Il quitta son siège et descendit pour accueillir ses hôtes. Gottfried avait gardé son masque à souder qui le protégea du nuage de poussières… terrestres…
C’était trois authentiques Ford Mustang affichant des années au compteur, rutilantes, pimpantes, virginales qui se parquèrent en chevron libre dans la cour. Les queues de raton laveur suspendues aux antennes radio se mirent alors au repos…
Une douzaine de chefs indiens en sortirent, belliqueusement calmes, chacun se distinguait par des amulettes qui appartenaient aux peuples qui jadis vécurent sur ces terres.
Les personnages de Walt Disney illustraient le plus gros volume d’icônes collées sur les espaces métalliques des monstres.
Le Révérend les attendait bras croisés sur le seuil, en hiérarque qu’il était. Les regards aux noires pupilles des yeux bridés se mêlèrent au regard bleu du Teuton, l’émotion muette vint rencontrer les cœurs saignant d’empathie…
Ils venaient pour organiser une croisade… indienne.
Le Révérend serra chaque arrivant sur son large poitrail.
Il dominait les indigènes de sa haute taille héritée des lointains Germains…

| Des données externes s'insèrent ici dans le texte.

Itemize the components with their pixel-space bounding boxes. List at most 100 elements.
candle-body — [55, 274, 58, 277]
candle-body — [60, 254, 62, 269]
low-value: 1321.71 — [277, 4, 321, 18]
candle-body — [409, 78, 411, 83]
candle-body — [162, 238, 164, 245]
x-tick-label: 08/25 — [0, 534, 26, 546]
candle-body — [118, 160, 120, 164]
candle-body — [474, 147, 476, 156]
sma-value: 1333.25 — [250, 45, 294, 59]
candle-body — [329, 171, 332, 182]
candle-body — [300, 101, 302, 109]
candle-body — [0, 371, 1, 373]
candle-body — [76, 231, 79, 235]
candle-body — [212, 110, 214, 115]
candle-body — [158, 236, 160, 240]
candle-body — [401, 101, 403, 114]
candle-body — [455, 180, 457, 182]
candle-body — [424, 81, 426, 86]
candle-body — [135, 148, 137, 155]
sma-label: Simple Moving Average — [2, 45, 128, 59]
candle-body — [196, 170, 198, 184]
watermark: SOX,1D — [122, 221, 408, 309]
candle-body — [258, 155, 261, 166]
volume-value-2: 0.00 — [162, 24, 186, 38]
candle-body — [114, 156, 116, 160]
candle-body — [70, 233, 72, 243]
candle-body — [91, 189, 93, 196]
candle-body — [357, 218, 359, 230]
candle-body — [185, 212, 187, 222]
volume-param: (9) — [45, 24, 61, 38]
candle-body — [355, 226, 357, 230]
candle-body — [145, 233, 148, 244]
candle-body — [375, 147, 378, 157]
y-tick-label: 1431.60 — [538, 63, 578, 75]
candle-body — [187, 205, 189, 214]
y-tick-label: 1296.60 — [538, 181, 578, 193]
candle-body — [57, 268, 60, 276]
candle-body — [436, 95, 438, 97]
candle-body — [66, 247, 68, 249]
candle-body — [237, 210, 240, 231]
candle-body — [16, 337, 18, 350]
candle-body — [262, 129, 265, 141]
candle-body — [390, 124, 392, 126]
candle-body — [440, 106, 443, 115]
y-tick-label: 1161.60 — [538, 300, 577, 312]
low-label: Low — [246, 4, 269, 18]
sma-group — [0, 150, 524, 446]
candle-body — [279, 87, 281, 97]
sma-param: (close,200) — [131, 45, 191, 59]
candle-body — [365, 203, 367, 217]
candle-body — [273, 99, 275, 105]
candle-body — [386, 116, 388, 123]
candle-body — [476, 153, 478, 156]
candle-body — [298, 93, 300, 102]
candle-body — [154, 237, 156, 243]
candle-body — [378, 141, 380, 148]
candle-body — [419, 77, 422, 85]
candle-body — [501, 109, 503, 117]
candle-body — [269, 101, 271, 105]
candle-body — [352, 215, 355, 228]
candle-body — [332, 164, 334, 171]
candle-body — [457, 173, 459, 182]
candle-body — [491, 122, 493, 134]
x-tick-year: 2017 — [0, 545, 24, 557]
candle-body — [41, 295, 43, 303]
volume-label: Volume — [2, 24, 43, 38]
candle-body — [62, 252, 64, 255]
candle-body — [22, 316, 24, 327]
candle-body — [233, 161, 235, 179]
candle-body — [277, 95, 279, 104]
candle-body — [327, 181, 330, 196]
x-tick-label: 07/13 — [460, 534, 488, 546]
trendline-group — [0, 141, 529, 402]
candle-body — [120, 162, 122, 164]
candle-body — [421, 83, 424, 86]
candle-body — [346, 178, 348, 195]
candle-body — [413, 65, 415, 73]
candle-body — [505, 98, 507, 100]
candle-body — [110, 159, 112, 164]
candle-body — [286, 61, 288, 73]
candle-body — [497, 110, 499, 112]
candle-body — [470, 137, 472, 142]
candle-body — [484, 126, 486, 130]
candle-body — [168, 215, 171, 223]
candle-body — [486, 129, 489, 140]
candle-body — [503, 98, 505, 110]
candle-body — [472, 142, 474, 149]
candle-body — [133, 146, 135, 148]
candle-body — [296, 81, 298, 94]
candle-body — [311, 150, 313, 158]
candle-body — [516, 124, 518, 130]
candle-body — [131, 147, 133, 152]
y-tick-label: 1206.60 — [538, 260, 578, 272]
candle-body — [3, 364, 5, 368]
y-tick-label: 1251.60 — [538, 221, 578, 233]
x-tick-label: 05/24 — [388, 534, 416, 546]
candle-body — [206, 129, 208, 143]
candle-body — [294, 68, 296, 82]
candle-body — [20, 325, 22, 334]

La troupe entra dans la grande salle communautaire. Moment de papotage. On resserra les liens. Puis on s’assit comme le voulait la tradition, certains sur les peaux de bêtes près du feu, d’autres sur des chaises qu’ils transportèrent autour de l’âtre.
Les tantes indiennes et germaines servirent à boire – non pas la célèbre eau de feu qui fut l’un des moyens subtilement proposés aux indigènes pour les fourvoyer, mais la célèbre Bud, copie de la Tchèque Budweiser avec laquelle les US sont en procès depuis plus de cent ans après avoir pillé le nom de l’antique marque créée en 1876 (on avait comptabilisé plus de cent vingt procès à ce jour)…
Le conflit n’était toujours pas résolu…
Akio remercia chaleureusement le (relecteur) de lui avoir communiqué cette histoire relative aux pratiques du peuple étasunien conquérant, une sorte de nota bene… qu’il nota ben… pendant qu’Akio notait…
En attendant, seuls trois ou quatre chefs ne buvaient point le célèbre breuvage, ceux-là appartenaient à la ligue antialcoolique, ils arboraient d’ailleurs sur leurs vestes en jean denim une belle médaille qui rappelait ce chemin de croix.
La tante servit des boîtes de Coca… symbole d’intégration…
… on t’a vu, mon frère !
… tu as été Grand !
On attendait la suite, le Révérend écoutait, car un Prophète privilégie toujours le silence, il préfère attendre le message de l’arrivant pour être dans le ton…
… on nous a dit que tu faisais un autre pow-wow dans l’Indiana…
… non, c’est pas lui, c’est les Blancs qui décident !
… on nous a dit qu’ils coupaient tout ce qui ne les intéresse pas… comment peux-tu délivrer ton message s’ils te coupent la chique…
… mais il chique pas…
… t’avais compris…
… oui, mais, eu égard au beautiful language … il faut éviter les argots incongrus…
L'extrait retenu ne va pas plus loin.